Долгий переливчатый свист, – показалось, теперь не сзади, а откуда-то спереди и сверху, – сопутствовал ему. Всё черно было в глазах, когда он без сил обнял руками шею поджидавшей его наверху вороной.
– Сейчас, сейчас, голубушка, – приговаривал он. – Погоди… Что ж, хорошая моя, иди пока, побегай. А я как-нибудь сам, за двоих повоюю...
И, досылая в ствол патрон, впервые повернулся лицом к преследователям.
Повернулся, и – ничего не понял.
Весь отряд, десятка полтора кавалеристов в зелёном и коричневом, с рыжебородым капитаном во главе, повернув коней, торопливой рысью уходили прочь к дороге.
Пожалели? Чёрта с два! Что-то задумали? Что?
Тот же переливчатый свист, на этот раз – из-за спины...
Неторопливый перестук копыт...
Он вновь схватил карабин наизготовку. И… услыхал насмешливый молодой голос:
– Дя-адь! А дядь! Опусти ружьецо! А то стрельнёт, не приведи Господь!

Справа и слева, вдоль края оврага, к нему неторопливой поступью приближалось по чёрному, рыжевато высвеченному солнцем всаднику. Спереди, от Тропы Исполинов надвигался третий. Гнедые с чёрными гривами, крепкие кони плавно выступали под ними.
Седоки были одеты в перехваченные крест-накрест ремнями чёрные куртки с нашитыми поверх кожи воронёными металлическими щитками и просторные штаны, заправленные в короткие маллен-гроскские сапоги.

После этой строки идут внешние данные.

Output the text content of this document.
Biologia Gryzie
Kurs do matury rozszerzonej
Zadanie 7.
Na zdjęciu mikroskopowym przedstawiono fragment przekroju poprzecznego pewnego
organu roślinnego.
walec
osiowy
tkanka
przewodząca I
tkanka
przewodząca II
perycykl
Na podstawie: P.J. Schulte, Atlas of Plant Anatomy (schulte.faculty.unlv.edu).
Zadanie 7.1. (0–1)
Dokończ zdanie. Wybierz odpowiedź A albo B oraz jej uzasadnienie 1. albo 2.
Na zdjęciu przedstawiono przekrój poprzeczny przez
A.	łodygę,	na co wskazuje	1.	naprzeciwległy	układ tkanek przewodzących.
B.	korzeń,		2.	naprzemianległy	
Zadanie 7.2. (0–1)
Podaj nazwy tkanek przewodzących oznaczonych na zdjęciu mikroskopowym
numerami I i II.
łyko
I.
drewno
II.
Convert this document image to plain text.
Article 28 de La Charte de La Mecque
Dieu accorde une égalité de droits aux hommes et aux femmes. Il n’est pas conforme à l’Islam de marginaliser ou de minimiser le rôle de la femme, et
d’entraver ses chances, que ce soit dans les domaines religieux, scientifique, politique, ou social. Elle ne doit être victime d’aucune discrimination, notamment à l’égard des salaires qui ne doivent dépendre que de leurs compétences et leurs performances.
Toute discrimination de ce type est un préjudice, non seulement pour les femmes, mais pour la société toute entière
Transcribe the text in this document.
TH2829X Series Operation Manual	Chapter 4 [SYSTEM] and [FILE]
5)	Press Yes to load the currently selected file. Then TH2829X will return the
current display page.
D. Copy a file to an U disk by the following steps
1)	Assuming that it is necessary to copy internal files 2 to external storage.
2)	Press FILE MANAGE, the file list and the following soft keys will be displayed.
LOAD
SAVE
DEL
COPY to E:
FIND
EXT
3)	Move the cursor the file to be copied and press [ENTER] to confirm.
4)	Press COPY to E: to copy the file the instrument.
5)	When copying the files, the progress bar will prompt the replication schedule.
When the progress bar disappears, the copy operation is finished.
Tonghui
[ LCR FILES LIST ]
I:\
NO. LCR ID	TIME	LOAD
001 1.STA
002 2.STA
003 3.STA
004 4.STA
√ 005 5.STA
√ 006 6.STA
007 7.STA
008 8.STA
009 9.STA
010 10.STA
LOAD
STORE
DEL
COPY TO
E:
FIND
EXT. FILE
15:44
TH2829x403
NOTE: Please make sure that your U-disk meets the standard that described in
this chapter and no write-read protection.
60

Каждый из них имел на вооружении карабин, тяжёлую бодарискскую саблю, а в колчане, в придачу, ещё и элтэннское вооружение – пучок дротиков, неплохое метательное подспорье в ближнем бою.
Стальные пластины курток, по технологии мастеров Бодариска, покрыты множеством наплавленных металлических шариков, что переводят любой удар с прямого на скользящий. Даже пуля в упор не всегда пробивает их.
Гранёные решётчатые забрала защищают переносье и верх лица, с верхушек округлых, с широкими назатыльниками шлемов за спину опускаются щетинистые «волчьи хвосты».
Гриос опустил оружие. Тогда они одновременно, как по команде, подняли забрала.
У молодого оказалось весёлое веснушчатое лицо с ямочками на щеках и носом-пуговкой. Тот, что был постарше, худощавый, с нашивками сержанта, чуть откинувшись в седле, поглядел на Гриоса неприветливо. Самый старый, чьи усы и брови поблескивали сединой, наблюдал за чаттарцем спокойными, прищуренными, всё повидавшими на веку глазами, но его взор был способен пронзить камень…
Это были драгуны полка Маркона Даурадеса.